Northeastern Section - 49th Annual Meeting (23–25 March)

Paper No. 9
Presentation Time: 11:00 AM

PILOT-SCALE FIELD TEST OF SOLUBILITY ENHANCED IN SITU CHEMICAL OXIDATION OF VOLATILE ORGANIC CONTAMINANTS


EBERLE, Dylan E.H., Geosciences, University of Rhode Island, 331 Woodward Hall, 9 East Alumni Avenue, Kingston, RI 02881 and BOVING, Tom, Department of Geosciences, University of Rhode Island, 317 Woodward Hall, 9 East Alumni Avenue, Kingston, RI 02881, eberle.dylan@gmail.com

The goal of this study is to determine the effectiveness of a new integrated desorption-oxidation process for the remediation of groundwater and sediments contaminated with volatile organic compounds (VOC). Contaminant availability is a major limiting factor for in situ chemical oxidation (ISCO) remediation of VOC at many sites. In general, contaminants with higher aqueous solubilities are more accessible for oxidation relative to less soluble compounds. In this study, the potential of using a solubility enhancing agent was investigated to overcome this limitation and increase the remediation efficiency of ISCO. Specifically, this study examines the combination of a peroxone (O3 + H2O2) activated sodium persulfate (Na2S2O8) system (OxyZone®, EnChem Engineering) and the solubility enhancing agent hydroxypropyl-beta-cyclodextrin (HPCD).
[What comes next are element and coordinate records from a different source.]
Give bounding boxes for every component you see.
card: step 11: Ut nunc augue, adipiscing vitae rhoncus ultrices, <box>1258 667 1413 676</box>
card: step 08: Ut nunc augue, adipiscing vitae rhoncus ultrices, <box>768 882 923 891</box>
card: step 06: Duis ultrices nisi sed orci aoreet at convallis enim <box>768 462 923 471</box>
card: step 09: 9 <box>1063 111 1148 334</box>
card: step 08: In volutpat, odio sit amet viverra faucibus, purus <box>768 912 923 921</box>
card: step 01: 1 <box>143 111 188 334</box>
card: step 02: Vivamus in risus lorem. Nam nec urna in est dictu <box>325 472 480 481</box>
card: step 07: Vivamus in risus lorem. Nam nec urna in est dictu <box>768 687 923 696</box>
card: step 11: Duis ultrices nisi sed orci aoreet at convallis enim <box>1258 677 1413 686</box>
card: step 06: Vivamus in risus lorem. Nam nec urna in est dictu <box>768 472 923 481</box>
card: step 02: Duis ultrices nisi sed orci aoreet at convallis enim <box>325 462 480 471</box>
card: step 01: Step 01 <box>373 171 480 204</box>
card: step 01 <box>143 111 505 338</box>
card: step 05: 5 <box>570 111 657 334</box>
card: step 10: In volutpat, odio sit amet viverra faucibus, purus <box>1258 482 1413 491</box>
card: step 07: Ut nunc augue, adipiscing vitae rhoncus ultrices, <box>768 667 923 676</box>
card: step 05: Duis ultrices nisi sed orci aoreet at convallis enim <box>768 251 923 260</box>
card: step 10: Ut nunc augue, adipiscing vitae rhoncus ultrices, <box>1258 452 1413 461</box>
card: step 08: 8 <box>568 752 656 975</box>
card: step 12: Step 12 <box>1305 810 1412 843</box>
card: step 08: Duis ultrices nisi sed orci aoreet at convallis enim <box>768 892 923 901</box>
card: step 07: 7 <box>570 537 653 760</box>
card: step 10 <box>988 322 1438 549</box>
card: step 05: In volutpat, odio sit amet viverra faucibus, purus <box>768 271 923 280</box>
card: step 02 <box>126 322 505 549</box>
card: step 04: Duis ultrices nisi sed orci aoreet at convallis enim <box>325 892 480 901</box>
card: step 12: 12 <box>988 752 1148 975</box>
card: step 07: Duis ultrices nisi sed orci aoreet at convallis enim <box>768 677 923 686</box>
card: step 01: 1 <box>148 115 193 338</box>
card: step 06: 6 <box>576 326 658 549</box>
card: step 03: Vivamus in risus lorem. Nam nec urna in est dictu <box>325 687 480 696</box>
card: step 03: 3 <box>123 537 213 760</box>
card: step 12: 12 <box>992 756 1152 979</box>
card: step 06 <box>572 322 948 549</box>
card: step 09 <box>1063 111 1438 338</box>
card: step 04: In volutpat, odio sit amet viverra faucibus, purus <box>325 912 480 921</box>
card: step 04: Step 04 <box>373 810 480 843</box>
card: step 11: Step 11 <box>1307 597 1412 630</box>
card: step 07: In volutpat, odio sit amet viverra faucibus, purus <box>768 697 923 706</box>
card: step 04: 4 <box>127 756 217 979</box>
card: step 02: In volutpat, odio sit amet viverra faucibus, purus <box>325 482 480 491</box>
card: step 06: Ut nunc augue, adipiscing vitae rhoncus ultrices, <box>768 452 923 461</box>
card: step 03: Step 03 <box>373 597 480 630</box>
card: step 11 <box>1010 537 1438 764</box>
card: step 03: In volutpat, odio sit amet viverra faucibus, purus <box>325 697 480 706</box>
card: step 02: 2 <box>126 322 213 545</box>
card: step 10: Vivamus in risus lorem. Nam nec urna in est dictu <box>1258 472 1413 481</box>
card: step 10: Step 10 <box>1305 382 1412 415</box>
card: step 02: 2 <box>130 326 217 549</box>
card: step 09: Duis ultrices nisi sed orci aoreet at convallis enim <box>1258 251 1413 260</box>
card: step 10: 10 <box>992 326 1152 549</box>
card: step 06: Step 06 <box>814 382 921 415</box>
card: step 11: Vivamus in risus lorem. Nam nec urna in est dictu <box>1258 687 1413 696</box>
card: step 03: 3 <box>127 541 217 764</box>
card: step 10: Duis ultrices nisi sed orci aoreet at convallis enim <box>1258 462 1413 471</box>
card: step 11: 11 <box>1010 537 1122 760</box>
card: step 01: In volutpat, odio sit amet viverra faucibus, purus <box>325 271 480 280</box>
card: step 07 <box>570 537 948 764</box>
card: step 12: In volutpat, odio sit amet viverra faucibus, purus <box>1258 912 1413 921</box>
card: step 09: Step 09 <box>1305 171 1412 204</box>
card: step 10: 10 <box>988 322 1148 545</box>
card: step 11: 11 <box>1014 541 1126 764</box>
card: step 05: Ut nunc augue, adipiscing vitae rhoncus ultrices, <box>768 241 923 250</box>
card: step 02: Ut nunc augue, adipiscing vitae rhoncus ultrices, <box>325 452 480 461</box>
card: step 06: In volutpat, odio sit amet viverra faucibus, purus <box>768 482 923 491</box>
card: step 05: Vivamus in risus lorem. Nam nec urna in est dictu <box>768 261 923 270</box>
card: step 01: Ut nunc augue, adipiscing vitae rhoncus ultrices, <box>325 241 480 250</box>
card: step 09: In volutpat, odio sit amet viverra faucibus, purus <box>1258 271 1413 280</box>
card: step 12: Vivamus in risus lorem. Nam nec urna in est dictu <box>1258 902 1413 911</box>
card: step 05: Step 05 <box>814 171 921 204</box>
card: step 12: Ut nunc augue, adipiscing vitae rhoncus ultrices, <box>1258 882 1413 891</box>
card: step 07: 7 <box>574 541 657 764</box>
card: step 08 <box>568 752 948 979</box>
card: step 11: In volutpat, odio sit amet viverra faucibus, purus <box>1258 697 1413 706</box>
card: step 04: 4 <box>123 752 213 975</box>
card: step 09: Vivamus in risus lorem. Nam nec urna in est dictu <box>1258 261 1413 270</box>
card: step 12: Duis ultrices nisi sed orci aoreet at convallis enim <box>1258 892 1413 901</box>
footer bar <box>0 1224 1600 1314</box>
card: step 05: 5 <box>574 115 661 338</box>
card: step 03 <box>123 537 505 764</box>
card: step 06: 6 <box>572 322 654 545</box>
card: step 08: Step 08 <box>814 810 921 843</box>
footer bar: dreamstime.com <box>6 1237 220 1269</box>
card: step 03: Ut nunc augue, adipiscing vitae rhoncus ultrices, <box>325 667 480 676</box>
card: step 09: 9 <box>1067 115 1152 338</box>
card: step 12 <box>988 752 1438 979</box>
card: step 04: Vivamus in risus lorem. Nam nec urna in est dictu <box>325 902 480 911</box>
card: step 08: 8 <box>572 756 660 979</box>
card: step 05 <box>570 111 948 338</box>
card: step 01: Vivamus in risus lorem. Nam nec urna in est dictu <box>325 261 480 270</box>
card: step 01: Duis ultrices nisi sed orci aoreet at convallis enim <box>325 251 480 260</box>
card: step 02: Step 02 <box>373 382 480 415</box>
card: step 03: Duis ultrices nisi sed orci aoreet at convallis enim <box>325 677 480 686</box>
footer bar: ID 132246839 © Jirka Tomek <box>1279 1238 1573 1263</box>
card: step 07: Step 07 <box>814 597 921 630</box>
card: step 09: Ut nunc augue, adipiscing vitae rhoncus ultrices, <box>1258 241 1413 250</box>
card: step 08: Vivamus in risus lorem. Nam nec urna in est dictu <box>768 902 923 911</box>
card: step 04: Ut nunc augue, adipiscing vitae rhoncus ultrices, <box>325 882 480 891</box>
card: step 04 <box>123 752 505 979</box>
HPCD is a cyclic sugar with a hydrophilic exterior and a hydrophobic cavity. HPCD forms water-soluble inclusion complexes in which a non-polar guest compound is encapsulated in the hydrophobic cavity of the host HPCD molecule. Through the formation of inclusion complexes HPCD can significantly increase the apparent solubility of non-polar contaminants, including VOC, and greatly promote their desorption from soil matrix. The field test was conducted at a VOC contaminated former fire-training area. The major contaminants identified at the site are 1,1,1-trichloroethane (1,1,1-TCA), dichlorobenzenes (tDCB) and tetrachloroethene (PCE). Full scale field testing began in April 2013 and consisted of two major injection events. Injections finished in August 2013 with post treatment sampling slated to continue through December 2013. To the authors knowledge this is the first pilot-scale field test of HPCD enhanced ISCO and we will present the latest results of this study.